Beaney once displayed a patient’s huge bladder stone in a Collins St bookseller’s window to promote his services – omitting the fact the man had died during the botched surgery.
NANCY WEIR
A celebrated classical pianist born in Melbourne, Nancy Weir’s career was put on hold when World War II hit and she became a “musical spy” for the Allies.
She shot to fame as a child prodigy when she performed in the Melbourne Town Hall at age 13 with the Melbourne Symphony Orchestra.
During the war, Weir worked for RAF Intelligence in Europe, where she was a rare asset thanks to her fluency in German, acute listening skills, and phenomenal memory.
She once mentioned her WWII duties included “sitting on a hilltop in Kent listening to the chatter of young German pilots … I think I prevented a few bomb attacks”.
In later years, Weir became part of Queensland’s music establishment, where she was known as a gregarious and eccentric music teacher who lived life on a large canvas.
While Weir never detailed her war role publicly, stories abound among her former music students of her being parachuted behind enemy lines to spy for the Allies.
THOMAS WALKER
By age 16, English-born Thomas Walker was working as a medium in Toronto, tricking customers by using phosphorus to make illuminated messages from the dead appear in the dark.
During one seance, he set himself on fire and his client died, and though Walker was found responsible he had fled Canada the morning after the accident and escaped justice.

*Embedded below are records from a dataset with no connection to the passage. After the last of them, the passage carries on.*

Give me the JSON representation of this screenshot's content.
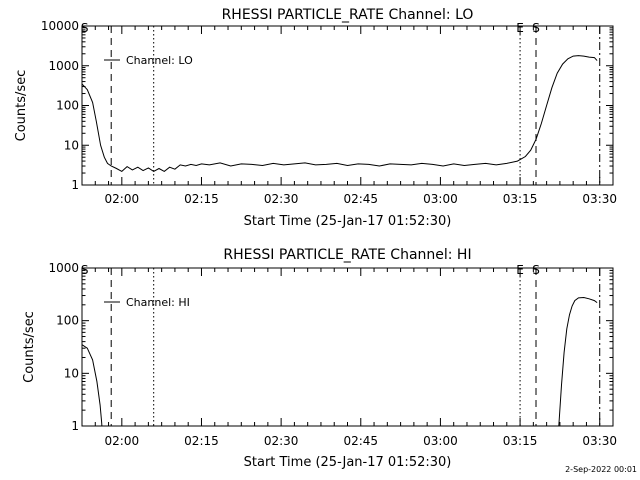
{
  "footer_date": "2-Sep-2022 00:01",
  "chart_data": [
    {
      "type": "line",
      "title": "RHESSI PARTICLE_RATE Channel: LO",
      "xlabel": "Start Time (25-Jan-17 01:52:30)",
      "ylabel": "Counts/sec",
      "yscale": "log",
      "ylim": [
        1,
        10000
      ],
      "y_ticks": [
        "1",
        "10",
        "100",
        "1000",
        "10000"
      ],
      "x_tick_labels": [
        "02:00",
        "02:15",
        "02:30",
        "02:45",
        "03:00",
        "03:15",
        "03:30"
      ],
      "xlim_minutes_from_start": [
        0,
        100
      ],
      "legend": {
        "label": "Channel: LO",
        "position": "top-left"
      },
      "series": [
        {
          "name": "Channel: LO",
          "x": [
            0,
            1,
            2,
            2.7,
            3.5,
            4.2,
            4.8,
            5.5,
            6.5,
            7.5,
            8.5,
            9.5,
            10.5,
            11.5,
            12.5,
            13.5,
            14.5,
            15.5,
            16.5,
            17.5,
            18.5,
            19.5,
            20.5,
            21.5,
            22.5,
            24,
            26,
            28,
            30,
            32,
            34,
            36,
            38,
            40,
            42,
            44,
            46,
            48,
            50,
            52,
            54,
            56,
            58,
            60,
            62,
            64,
            66,
            68,
            70,
            72,
            74,
            76,
            78,
            80,
            82,
            83.5,
            84.5,
            85.5,
            86.5,
            87.5,
            88.5,
            89.5,
            90.5,
            91.5,
            92.5,
            93.5,
            94.5,
            95.5,
            96.5,
            97
          ],
          "y": [
            350,
            250,
            120,
            40,
            10,
            5,
            3.5,
            3,
            2.6,
            2.2,
            2.9,
            2.4,
            2.8,
            2.3,
            2.7,
            2.2,
            2.6,
            2.2,
            2.8,
            2.5,
            3.2,
            3.0,
            3.3,
            3.1,
            3.4,
            3.2,
            3.6,
            3.0,
            3.4,
            3.3,
            3.1,
            3.5,
            3.2,
            3.4,
            3.6,
            3.2,
            3.3,
            3.5,
            3.1,
            3.4,
            3.3,
            3.0,
            3.4,
            3.3,
            3.2,
            3.5,
            3.3,
            3.0,
            3.4,
            3.1,
            3.3,
            3.5,
            3.2,
            3.5,
            4.0,
            5.2,
            7.5,
            14,
            35,
            100,
            280,
            650,
            1100,
            1500,
            1750,
            1800,
            1750,
            1650,
            1600,
            1350
          ]
        }
      ],
      "markers": [
        {
          "label": "S",
          "at_minutes": 0.5,
          "style": ""
        },
        {
          "label": "",
          "at_minutes": 5.5,
          "style": "dashed"
        },
        {
          "label": "",
          "at_minutes": 13.5,
          "style": "dotted"
        },
        {
          "label": "E",
          "at_minutes": 82.5,
          "style": "dotted"
        },
        {
          "label": "S",
          "at_minutes": 85.5,
          "style": "dashed"
        },
        {
          "label": "",
          "at_minutes": 97.5,
          "style": "dash-dot"
        }
      ]
    },
    {
      "type": "line",
      "title": "RHESSI PARTICLE_RATE Channel: HI",
      "xlabel": "Start Time (25-Jan-17 01:52:30)",
      "ylabel": "Counts/sec",
      "yscale": "log",
      "ylim": [
        1,
        1000
      ],
      "y_ticks": [
        "1",
        "10",
        "100",
        "1000"
      ],
      "x_tick_labels": [
        "02:00",
        "02:15",
        "02:30",
        "02:45",
        "03:00",
        "03:15",
        "03:30"
      ],
      "xlim_minutes_from_start": [
        0,
        100
      ],
      "legend": {
        "label": "Channel: HI",
        "position": "top-left"
      },
      "series": [
        {
          "name": "Channel: HI",
          "x": [
            0,
            1,
            2,
            2.8,
            3.4,
            3.7,
            3.75
          ],
          "y": [
            35,
            30,
            18,
            7,
            2.5,
            1.2,
            1
          ],
          "segment_2": {
            "x": [
              89.8,
              90.3,
              90.8,
              91.3,
              91.8,
              92.3,
              92.8,
              93.5,
              94.5,
              95.5,
              96.5,
              97
            ],
            "y": [
              1,
              6,
              25,
              70,
              130,
              190,
              240,
              270,
              275,
              260,
              240,
              220
            ]
          }
        }
      ],
      "markers": [
        {
          "label": "S",
          "at_minutes": 0.5,
          "style": ""
        },
        {
          "label": "",
          "at_minutes": 5.5,
          "style": "dashed"
        },
        {
          "label": "",
          "at_minutes": 13.5,
          "style": "dotted"
        },
        {
          "label": "E",
          "at_minutes": 82.5,
          "style": "dotted"
        },
        {
          "label": "S",
          "at_minutes": 85.5,
          "style": "dashed"
        },
        {
          "label": "",
          "at_minutes": 97.5,
          "style": "dash-dot"
        }
      ]
    }
  ]
}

Walker delivered his first Melbourne lecture in a trance while controlled by Giordano Bruno, a Dominican friar and occultist burned at the stake in 1600 for saying Mary was not a virgin and sacramental wine was not the blood of Christ.
Walker, whose story appears in new book Girt Nation, by David Hunt, denounced spiritualism in his mid-20s in 1882, admitted he was a fake, and turned to politics.
Despite yet another scandal when he shot a clergyman while drunk in Redfern in Sydney, Walker rose to become Western Australia’s Attorney-General.